Впрочем, ощущения были сносные. Он с некоторым недоумением и даже презрением к себе расслабился. Нежный язычок Кристины щекотал и лизал его приятеля, ее пухлые губки покрывали сверху донизу поцелуями его десятилетиями не бывшее в употреблении орудие. Когда же она взяла его целиком в рот, он низвергся таким долгим потоком, что девушка чуть не поперхнулась.
Кристина подняла голову, и он заметил в ее глазах слезы.
Какая у вас вкусная, а то бывает кислая и даже горькая, — простодушно пояснила она.
Иван с трудом удержался от смеха. «Какой забавный искренний звереныш», — подумал он.
Вам правда было хорошо? — спросила Кристина.
Правда, — не кривя душой, твердо ответил он и погладил ее по голове так, как гладил своих породистых борзых, с которыми охотился в принадлежащих ему обширных поместьях в Канаде и Швеции.
Я так люблю доставлять удовольствие, — простодушно призналась Кристина.
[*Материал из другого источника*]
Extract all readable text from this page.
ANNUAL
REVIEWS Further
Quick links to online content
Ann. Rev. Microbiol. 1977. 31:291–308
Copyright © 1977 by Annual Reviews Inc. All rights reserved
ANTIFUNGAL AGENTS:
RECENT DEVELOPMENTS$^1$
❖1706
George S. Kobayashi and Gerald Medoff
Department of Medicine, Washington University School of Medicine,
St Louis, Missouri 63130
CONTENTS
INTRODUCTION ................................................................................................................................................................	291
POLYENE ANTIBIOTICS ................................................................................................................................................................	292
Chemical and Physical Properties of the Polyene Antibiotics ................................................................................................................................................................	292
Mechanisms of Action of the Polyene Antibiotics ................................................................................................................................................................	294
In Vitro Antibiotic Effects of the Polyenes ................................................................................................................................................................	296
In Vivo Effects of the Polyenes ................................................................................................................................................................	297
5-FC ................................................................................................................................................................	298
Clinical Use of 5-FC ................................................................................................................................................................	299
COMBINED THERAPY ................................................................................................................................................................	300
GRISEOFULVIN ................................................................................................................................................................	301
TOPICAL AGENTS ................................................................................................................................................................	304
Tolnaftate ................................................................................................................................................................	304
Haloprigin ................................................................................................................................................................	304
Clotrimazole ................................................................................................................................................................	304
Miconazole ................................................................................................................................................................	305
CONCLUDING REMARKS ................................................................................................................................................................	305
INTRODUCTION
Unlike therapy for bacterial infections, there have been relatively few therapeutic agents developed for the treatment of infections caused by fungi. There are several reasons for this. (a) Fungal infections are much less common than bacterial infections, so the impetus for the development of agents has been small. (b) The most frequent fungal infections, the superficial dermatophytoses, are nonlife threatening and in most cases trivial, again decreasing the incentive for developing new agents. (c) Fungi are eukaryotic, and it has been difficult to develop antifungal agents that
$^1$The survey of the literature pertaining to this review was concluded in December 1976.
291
«Альтруизм — родовая черта многих русских женщин», — подумал Иван, совершенно не к месту вспомнивший свою тетку, всю жизнь проработавшую машинисткой в министерстве, но тем не менее всегда подававшую милостыню нищим на церковной паперти.
Кристина взглянула на часы и охнула.
Уже половина третьего. Вы меня отпустите? А то девчата будут ругаться. Они же меня в машине ждут.
Мне уже давно пора спать. — Иван с немалым удивлением поймал себя на мысли, что утратил ощущение времени. — Выпей еще винца на дорожку и беги. — Он налил ей полный бокал, который она выпила торопливыми глотками.
А мы с вами еще увидимся? — с надеждой спросила она.
Обязательно. Напиши мне свой мобильный телефон.
Девушка послушно нацарапала его на каком‑то клочке, который он аккуратно сложил и спрятал в нагрудный карман, сказав:
— Я скоро тебе позвоню.
Буду ждать. — Она смущенно спросила: — А как вас зовут? Я ведь так и не знаю.
Иван.
Иван, значит, Ванечка, какое чудное русское имя, — почему‑то страшно обрадовалась Кристина.
Она подошла к нему, прижалась всем телом и потерлась мягкой щечкой о его костлявый и уже колючий подбородок.